11月はじっくり文芸本を/辻邦生著「西行花伝」
いつの間にかすっかり秋も深まり、もう今年もあと2ヶ月。
9月の猛烈な残暑の中、展示会にハシゴをかけて、
駆け回っていたのも、遠い昔のよう。
11月の朝の冷えた空気に、ようやくゆとりを取り戻したこの頃。
そういえば今、まさに読書週間。
なにか急に、じっくり文芸本でも読みたいとの思いが募って、
実はこの本、朝日新聞土曜朝刊「be」の「再読・こんな時こんな本」で見つけた。
その週の特集は、私が一番あこがれているテーマ、「隠居原論」だった。
隠居とは・・・?
いわば無用の人のことである。
経済利益の飽くなき追求と、競争原理を善とする物質文明の、域外へ踏み出している。
しかし、無用であるがゆえに変幻自在に生きられる。
・・・・・・・
「したくないことはしない」、これこそ「隠居」の真髄である。
義理や義務のしがらみを断ち切った超自己中心の境地へ。
もめごとなくそこへ没入するには、その生き方を「芸」の域まで磨くしかない。
「朝日新聞be・再読こんな本こんな時・より」
う〜ん、いいですなぁ。
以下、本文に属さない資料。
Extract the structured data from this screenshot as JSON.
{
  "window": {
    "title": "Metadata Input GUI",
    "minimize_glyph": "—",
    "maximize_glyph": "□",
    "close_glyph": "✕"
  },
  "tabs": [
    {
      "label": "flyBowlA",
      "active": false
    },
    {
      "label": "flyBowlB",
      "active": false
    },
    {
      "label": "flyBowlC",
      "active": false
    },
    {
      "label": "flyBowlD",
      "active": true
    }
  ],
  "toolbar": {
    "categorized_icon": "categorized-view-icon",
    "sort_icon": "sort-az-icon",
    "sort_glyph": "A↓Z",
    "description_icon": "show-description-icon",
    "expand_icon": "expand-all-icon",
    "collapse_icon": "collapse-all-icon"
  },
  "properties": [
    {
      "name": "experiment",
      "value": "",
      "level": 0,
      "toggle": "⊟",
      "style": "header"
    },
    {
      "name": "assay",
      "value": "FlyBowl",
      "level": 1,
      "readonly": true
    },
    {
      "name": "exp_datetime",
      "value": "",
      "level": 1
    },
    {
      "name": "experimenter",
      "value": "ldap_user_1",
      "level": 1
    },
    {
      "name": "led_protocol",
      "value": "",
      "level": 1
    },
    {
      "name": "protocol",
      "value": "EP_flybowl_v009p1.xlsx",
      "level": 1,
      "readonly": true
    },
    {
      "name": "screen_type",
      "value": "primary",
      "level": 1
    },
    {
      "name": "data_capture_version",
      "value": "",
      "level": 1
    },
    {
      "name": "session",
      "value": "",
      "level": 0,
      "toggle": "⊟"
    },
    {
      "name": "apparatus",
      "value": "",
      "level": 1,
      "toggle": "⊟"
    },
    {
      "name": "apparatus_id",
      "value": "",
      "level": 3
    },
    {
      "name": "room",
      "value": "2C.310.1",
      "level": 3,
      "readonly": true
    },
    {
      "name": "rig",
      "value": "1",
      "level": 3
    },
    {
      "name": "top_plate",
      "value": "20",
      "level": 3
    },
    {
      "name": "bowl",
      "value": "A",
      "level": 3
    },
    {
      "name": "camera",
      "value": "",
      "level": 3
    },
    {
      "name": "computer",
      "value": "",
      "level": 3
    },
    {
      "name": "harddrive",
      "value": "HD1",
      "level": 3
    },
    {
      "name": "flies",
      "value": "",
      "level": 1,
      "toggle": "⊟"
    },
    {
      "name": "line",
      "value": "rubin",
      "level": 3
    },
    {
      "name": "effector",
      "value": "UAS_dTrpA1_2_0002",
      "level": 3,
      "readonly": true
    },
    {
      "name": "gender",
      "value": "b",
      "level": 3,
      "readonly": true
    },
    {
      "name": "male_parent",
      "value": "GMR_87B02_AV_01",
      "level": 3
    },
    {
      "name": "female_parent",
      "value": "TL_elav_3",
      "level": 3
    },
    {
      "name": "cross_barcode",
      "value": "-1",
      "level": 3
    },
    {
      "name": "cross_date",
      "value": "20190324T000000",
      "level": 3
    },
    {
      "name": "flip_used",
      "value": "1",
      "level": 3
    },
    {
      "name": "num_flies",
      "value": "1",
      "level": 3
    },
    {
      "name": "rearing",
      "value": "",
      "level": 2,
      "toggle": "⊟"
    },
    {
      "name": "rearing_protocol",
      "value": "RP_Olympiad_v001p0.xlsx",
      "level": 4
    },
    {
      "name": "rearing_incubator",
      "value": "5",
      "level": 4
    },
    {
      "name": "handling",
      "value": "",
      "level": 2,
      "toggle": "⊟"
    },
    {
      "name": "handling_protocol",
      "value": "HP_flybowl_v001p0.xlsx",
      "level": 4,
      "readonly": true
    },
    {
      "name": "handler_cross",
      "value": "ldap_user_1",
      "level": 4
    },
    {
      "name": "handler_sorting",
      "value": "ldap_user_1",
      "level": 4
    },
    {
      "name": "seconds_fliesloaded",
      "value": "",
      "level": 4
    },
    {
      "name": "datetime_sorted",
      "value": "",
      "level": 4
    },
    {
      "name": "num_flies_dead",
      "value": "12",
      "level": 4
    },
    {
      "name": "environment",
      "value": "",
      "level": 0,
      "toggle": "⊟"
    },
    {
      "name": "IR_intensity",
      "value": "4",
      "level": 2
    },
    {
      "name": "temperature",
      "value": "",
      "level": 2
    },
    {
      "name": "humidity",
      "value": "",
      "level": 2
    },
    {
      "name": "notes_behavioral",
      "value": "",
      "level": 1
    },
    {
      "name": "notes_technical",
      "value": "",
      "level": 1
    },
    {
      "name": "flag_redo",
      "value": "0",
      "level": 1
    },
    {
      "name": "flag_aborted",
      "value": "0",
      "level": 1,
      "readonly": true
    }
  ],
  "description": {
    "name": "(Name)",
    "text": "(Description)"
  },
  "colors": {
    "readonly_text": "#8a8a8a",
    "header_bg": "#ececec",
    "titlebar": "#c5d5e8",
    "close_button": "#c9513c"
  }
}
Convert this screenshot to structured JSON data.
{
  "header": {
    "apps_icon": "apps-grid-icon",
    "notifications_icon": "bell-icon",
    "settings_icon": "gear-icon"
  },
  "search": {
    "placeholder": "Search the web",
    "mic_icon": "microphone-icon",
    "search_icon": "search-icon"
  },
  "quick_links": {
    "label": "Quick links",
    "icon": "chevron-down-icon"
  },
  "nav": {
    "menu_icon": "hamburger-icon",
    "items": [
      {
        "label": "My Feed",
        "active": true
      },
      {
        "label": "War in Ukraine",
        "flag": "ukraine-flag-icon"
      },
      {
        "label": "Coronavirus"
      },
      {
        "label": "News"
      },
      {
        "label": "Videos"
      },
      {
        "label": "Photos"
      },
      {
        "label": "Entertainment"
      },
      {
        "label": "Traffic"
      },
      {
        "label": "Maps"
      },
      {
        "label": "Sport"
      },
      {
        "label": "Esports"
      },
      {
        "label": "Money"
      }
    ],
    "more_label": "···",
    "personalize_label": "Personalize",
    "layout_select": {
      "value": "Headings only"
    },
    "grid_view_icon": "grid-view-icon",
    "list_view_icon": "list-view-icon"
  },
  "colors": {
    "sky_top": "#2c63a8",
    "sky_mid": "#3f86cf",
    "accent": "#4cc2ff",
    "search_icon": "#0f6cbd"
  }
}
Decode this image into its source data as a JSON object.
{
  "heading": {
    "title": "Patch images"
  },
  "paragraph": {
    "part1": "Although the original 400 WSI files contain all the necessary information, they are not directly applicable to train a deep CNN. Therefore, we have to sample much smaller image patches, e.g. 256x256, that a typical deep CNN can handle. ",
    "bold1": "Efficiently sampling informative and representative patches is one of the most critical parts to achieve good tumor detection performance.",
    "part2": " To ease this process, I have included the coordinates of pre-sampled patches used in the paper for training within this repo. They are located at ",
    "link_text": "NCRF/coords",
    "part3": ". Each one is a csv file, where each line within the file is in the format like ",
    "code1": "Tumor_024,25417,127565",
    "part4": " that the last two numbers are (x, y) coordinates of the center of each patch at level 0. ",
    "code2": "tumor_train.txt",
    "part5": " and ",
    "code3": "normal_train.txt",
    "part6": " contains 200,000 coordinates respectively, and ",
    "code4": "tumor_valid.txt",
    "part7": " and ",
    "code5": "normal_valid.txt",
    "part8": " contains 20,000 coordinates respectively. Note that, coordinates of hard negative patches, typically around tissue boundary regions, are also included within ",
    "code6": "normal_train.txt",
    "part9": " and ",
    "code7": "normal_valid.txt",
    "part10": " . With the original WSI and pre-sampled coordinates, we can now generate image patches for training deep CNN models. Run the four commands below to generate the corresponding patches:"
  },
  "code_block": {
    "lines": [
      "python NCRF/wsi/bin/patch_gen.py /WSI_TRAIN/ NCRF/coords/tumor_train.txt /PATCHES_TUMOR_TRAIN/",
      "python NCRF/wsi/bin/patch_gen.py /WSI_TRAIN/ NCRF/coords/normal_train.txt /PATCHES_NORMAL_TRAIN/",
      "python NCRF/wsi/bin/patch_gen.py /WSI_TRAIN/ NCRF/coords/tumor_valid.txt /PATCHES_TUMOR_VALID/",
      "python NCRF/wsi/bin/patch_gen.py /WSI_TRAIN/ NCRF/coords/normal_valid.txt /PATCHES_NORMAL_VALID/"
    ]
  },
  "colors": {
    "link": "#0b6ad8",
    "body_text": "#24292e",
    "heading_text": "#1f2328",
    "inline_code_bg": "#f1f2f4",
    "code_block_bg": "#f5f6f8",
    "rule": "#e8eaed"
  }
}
あこがれですなぁ。
夢想でもいいからそんな生活を目指して、隠居原論おすすめ本から選んでみました。
23歳のとき、この世の無常を感じて僧になった歌人、
西行の生涯をたどった歴史大作小説。
読者の約4割が50代以上、そうのうち6割が男性の読者。
出家して歌の世界で自己解放した西行の生きる姿に、
中高年男性がずっと引きつけられている。
私もそのひとり。
「文庫版を読み始めて、その文字の小ささに往生しながらも、
美しい文体と、和歌に魅了されながら、じっっくり噛みしめて読み進めています。